Ripple's CEO Brad Garlinghouse draws attention to the end of the SEC's pushback against the XRP community following a significant recent court verdict.
In Brief
In a recent statement, Brad Garlinghouse, CEO of Ripple, acknowledged the recent court ruling and reiterated the company's plans for future growth and development.

CEO of Ripple In a post shared on the social platform X, Brad Garlinghouse addressed the hefty fine levied by the SEC against Ripple. He pointed out that while the SEC initially sought $2 billion, the court ultimately reduced that figure by over 94%, recognizing that the SEC had overstepped its bounds. He expressed his appreciation for this ruling and reaffirmed Ripple’s dedication to its growth. SEC Garlinghouse further remarked that this legal development is a win not just for Ripple, but for the broader cryptocurrency space and the principles of law, as the SEC's legal challenges faced by the XRP community were duly acknowledged and addressed.

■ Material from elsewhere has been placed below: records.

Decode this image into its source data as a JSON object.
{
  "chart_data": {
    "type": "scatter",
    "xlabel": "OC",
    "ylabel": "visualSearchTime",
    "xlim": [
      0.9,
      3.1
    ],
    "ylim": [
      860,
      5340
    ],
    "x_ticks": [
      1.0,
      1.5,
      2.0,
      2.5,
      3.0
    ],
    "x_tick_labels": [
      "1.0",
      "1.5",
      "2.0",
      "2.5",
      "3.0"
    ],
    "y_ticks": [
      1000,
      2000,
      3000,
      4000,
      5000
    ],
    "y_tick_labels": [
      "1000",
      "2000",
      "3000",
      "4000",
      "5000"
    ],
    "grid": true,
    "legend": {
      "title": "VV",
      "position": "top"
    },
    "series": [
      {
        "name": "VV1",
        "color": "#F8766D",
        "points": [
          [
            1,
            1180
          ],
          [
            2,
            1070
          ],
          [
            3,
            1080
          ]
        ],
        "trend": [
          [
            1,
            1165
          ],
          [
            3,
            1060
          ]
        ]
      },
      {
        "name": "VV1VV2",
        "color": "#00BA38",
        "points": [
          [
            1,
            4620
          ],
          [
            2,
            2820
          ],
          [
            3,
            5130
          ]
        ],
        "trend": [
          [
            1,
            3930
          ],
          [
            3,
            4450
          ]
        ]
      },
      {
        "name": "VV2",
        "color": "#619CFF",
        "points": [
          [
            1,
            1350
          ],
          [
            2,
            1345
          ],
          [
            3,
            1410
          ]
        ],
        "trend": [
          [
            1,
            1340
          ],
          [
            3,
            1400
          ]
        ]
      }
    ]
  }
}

This represents a significant triumph for Ripple, the cryptocurrency ecosystem, and the rule of law overall. The SEC's...
On Wednesday, Ripple Ripple's legal struggles showcase a blend of mixed outcomes in relation to allegations concerning $1.3 billion generated from XRP sales, which the SEC categorized as unregistered securities back in 2020. The most recent directive from the judge followed a ruling made in July 2023, which determined that Ripple had indeed violated federal securities laws with its direct sales to institutional clients. However, the judge also clarified that Ripple's sales of XRP to retail clients through exchanges did not infringe upon any regulations.
In another twist, the SEC decided in October to withdraw its legal action against Ripple's CEO Brad Garlinghouse and co-founder Chris Larsen concerning accusations of illegal sales of securities by the executives.
The SEC XRP’s trading price has surpassed $0.60, indicating a remarkable growth of 18.42% within the last 24 hours, based on data provided by CoinMarketCap.
The United States Securities and Exchange Commission.